Media partners include Martha Stewart Living Omnimedia Inc., Wolfgang Puck, Everyday with Rachael Ray, Food & Wine, Epicurious, allrecipes.com, Cook’s Illustrated, Eating Well, Taste of Home, and Reader’s Digest.
Yahoo offers a searchable recipe database, personalized features that remind Yahoo users of their prior searches for recipes or articles on the site, and a potentially vast social network of people united by common interests around food.
It’s Yahoo, so search underpins the workings of the site. The technology indexes thousands of recipes via a partnership with allrecipes.com. Users can search by ingredient, cuisine, foods for special occasions, or by taste or mealtimes.
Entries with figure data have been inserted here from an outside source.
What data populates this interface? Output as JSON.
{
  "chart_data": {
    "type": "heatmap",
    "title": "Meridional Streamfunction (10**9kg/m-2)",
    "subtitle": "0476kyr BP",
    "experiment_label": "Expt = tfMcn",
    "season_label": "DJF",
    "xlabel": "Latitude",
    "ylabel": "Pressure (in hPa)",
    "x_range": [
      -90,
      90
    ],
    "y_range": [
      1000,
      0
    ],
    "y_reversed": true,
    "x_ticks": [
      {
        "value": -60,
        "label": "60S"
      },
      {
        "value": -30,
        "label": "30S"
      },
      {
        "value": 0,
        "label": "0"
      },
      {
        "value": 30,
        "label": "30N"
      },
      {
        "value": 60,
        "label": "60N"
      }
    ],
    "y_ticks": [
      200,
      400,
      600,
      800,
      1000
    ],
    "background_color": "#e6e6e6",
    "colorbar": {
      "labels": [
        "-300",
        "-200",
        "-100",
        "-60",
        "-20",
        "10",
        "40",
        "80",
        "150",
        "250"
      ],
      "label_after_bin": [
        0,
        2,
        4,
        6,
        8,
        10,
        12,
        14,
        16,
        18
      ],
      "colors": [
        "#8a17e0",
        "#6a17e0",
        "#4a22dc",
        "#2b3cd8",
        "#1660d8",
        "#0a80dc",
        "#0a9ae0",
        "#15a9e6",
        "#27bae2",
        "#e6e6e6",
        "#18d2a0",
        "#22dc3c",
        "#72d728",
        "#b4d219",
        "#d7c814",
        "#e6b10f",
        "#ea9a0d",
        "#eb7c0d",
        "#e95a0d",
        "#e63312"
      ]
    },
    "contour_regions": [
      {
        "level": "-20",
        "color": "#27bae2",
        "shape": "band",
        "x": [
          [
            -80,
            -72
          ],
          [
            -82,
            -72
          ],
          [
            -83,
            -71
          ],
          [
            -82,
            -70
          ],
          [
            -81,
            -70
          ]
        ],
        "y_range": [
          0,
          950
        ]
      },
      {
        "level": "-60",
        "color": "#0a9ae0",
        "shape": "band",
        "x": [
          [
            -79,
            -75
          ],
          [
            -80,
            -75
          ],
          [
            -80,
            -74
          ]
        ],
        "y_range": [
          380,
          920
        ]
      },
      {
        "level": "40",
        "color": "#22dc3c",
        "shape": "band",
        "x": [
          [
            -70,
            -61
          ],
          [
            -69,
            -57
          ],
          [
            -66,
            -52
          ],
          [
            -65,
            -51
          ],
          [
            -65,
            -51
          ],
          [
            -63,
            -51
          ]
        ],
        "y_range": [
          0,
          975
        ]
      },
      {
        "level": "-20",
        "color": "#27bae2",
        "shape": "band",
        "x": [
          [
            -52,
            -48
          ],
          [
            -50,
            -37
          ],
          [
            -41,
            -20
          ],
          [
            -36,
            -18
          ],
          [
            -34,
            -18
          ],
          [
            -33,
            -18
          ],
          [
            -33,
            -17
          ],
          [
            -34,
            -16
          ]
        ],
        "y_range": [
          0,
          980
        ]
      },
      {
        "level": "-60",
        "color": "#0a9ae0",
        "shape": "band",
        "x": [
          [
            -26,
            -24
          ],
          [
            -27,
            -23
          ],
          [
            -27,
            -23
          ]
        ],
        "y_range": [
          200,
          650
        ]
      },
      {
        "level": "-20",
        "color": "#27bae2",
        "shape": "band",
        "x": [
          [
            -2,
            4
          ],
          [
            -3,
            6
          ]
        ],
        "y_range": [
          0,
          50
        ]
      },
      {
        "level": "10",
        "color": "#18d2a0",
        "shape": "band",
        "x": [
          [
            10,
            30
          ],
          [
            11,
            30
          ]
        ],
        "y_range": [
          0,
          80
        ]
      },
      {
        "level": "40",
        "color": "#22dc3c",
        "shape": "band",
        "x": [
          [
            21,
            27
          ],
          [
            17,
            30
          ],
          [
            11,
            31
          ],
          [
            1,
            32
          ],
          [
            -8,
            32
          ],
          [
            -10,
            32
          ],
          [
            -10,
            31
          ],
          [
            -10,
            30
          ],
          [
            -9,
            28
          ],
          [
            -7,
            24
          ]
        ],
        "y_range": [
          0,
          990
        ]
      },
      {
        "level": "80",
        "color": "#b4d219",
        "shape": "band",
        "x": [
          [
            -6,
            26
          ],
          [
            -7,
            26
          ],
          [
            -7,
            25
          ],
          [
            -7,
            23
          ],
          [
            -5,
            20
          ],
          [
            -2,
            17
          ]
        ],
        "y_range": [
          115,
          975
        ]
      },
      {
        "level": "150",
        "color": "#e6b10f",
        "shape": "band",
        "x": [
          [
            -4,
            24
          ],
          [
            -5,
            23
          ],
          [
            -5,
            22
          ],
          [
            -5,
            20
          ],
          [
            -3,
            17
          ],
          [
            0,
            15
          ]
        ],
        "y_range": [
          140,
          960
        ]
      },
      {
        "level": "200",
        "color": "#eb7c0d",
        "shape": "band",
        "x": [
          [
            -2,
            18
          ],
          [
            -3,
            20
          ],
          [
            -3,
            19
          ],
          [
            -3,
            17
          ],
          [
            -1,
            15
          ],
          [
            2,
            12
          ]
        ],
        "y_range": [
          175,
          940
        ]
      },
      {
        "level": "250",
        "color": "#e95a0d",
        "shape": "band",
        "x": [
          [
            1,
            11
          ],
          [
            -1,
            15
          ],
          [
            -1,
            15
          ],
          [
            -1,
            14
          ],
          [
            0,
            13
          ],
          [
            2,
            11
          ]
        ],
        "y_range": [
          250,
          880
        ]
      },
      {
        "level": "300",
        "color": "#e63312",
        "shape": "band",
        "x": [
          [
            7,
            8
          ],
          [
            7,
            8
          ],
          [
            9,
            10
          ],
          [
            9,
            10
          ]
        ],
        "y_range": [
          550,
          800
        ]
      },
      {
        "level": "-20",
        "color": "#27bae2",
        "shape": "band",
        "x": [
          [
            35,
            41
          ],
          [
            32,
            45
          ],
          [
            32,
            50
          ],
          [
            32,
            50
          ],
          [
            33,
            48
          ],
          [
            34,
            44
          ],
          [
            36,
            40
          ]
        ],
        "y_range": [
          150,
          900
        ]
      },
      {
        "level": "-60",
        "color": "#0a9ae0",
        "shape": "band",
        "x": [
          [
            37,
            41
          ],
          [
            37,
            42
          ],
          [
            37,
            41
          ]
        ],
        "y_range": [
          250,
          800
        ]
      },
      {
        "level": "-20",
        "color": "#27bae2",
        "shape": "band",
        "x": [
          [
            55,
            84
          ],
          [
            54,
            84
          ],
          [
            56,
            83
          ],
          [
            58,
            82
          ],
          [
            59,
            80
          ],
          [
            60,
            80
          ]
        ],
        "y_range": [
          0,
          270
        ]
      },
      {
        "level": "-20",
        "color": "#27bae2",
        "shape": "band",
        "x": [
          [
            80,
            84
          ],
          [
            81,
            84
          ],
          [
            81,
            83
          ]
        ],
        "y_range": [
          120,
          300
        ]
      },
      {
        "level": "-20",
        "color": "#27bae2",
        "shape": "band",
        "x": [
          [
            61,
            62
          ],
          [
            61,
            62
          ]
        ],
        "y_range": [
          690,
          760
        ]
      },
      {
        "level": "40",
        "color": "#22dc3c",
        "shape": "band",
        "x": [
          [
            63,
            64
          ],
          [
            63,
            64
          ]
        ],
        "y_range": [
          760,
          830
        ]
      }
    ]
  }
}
Food joins technology as the first of two in a line of new lifestyle businesses that Yahoo is developing to both drive greater usage of its network of sites among existing customers and woo attractive new online demographics — the hungry, in this case — that its blue-chip advertiser base covets.
Yahoo Tech and Food are the first new Yahoo media properties launched in five years. Since it was introduced earlier this year, Yahoo Tech has grown to become one of the top three U.S. properties in the gadget review category.
“We think we will go to No. 1 with some promotions we are doing over the holidays,” said Scott Moore, Yahoo’s vice president of content operations, based in Santa Monica.
“In the next six months, we will have several launches, new categories or extensions of existing categories,” he promised.
Moore estimates Yahoo Tech already attracted around 2.5 million monthly users. “One of the reasons we did Tech was not that it was a big user category, but it is massive with advertisers,” he said.